Richard Bridger was kicked out by staff after just 40 minutes after complaints the machine that keeps him alive was a 'nuisance'.
Odeon cinema staff told Richard, who suffers from muscular dystrophy, to leave the screening of Taken 3, after receiving six complaints out of an audience of 200.
Muscular dystrophy charity, Trailblazers, criticised the cinema chain for being discriminatory after ejecting Steve from the Saturday night screening.
Film fan Richard was watching the Liam Neeson movie with his carer at the cinema in Epsom in Surrey from the wheelchair bay when he was asked to leave.
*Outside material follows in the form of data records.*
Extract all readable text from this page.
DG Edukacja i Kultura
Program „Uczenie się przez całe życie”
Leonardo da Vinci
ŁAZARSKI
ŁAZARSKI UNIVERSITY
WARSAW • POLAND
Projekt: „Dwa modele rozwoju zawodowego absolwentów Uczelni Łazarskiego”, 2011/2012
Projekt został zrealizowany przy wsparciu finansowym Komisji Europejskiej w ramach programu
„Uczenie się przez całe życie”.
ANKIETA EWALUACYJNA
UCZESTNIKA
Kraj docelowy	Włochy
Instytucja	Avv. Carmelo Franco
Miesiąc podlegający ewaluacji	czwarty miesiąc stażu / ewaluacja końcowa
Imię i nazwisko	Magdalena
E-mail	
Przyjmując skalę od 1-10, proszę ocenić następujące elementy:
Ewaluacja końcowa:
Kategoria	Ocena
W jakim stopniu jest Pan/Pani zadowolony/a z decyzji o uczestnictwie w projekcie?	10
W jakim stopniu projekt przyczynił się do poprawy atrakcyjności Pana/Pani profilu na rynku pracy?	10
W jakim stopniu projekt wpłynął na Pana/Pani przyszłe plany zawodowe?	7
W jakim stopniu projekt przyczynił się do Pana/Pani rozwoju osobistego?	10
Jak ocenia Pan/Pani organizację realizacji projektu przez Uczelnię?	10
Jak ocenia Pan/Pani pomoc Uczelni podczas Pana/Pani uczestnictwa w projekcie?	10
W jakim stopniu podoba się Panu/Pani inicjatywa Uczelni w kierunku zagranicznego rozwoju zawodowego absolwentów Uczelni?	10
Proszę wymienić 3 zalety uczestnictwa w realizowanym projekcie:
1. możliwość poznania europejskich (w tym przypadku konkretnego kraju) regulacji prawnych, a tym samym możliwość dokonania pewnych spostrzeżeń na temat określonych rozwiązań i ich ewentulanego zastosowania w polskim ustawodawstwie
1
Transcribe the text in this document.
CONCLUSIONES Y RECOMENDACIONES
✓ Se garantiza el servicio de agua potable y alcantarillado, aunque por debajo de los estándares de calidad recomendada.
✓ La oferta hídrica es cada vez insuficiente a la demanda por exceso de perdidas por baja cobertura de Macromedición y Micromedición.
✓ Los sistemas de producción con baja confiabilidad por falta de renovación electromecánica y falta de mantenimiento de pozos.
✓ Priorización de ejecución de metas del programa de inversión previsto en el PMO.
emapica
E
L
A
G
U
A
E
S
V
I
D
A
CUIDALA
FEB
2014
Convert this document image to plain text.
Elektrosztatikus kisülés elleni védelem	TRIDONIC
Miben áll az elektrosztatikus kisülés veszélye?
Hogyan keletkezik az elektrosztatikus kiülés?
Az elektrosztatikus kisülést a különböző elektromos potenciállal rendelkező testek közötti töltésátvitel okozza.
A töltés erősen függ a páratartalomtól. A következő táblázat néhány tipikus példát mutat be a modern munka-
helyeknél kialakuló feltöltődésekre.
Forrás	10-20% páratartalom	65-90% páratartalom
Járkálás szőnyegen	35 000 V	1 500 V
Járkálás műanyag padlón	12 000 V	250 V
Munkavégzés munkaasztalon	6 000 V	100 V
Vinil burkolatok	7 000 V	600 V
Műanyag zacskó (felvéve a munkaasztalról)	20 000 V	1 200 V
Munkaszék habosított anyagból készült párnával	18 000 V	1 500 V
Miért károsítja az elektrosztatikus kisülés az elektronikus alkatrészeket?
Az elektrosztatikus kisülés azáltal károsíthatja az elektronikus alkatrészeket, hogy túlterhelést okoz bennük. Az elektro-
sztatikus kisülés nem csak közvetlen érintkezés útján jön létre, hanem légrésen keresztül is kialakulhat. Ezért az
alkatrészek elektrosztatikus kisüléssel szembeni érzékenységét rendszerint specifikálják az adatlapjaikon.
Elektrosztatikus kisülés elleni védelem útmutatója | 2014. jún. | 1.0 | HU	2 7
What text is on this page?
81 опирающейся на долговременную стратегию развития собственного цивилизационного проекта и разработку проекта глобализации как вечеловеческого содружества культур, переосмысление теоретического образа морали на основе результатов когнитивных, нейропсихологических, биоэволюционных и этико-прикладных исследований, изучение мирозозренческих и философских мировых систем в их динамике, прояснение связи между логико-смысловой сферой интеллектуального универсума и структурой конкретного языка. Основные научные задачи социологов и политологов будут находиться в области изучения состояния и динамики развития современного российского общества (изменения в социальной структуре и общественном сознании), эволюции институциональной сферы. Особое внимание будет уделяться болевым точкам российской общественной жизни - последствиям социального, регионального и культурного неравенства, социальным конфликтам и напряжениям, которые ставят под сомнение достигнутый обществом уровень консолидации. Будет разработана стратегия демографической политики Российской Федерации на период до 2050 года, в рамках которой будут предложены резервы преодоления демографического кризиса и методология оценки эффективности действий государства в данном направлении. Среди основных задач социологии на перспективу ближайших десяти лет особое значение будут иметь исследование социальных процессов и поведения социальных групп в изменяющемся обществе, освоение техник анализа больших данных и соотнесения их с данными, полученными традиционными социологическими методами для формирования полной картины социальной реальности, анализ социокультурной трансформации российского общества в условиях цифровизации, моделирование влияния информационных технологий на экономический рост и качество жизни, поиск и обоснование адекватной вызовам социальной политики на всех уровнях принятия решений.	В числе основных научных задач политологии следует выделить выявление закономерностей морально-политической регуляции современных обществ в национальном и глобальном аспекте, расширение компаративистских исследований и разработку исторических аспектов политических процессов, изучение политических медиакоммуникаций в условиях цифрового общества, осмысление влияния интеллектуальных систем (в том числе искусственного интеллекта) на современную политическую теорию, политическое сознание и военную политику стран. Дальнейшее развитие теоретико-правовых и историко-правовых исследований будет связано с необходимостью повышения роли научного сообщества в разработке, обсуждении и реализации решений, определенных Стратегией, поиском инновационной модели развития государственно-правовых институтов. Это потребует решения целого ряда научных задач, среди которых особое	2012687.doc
His father Steve, 57, said:
The ventilator does make a small noise, the air rushing and puffing, but it's nothing drastic at all - nowhere near as loud as people eating popcorn. But six people complained that the ventilator was making a nuisance. What about people eating popcorn and rustling the packets? If he was texting or answering phone calls during the film I could understand it, but he can't do any of those things because he doesn't have the physical strength to do them. Richard has been going to that cinema since it opened and, in the last four years, has required the use of the ventilator to keep his carbon dioxide levels down which can be life-threatening if they are raised too high. All he wanted to do was go out and watch a film and it takes a lot of organisation to arrange for Richard to go out. I find it disgusting that, in this age, a person should be treated in this way.
Mr Bridger, who needs full-time care at his home in Epsom, claims he was told he should not visit the cinema on Friday or Saturday evenings as it is "too busy".
Genetic disorder Duchenne muscular dystrophy causes Steve to have severe weakness to his muscles including the ones that operate his lungs.
Trailblazer's campaigns officer Victoria Wright said she was very disturbed to hear about Richard's plight.
If the noise unfortunately disturbed other customers, then you would hope they would make the compassionate choice to move seats. Richard, on the other hand, has no choice but to use his ventilator to breathe. To remove Richard from the cinema and imply he can only come at certain, less popular times because of his disability, was insensitive and discriminatory.
Odeon has apologised profusely for the way staff dealt with the situation.
We sincerely apologise for the way this matter was handled and for the upset it caused."We are inviting Mr Bridger and his son to return and enjoy Taken 3 at any time as guests of Odeon Epsom. We are also looking again at what happened to ensure it never happens again."The cinema states on its website that it supports the principles of the Equality Act and is committed to recognising and responding to the needs of all disabled people. It is our intention, wherever possible, that all our premises and facilities are accessible whatever the nature of disability.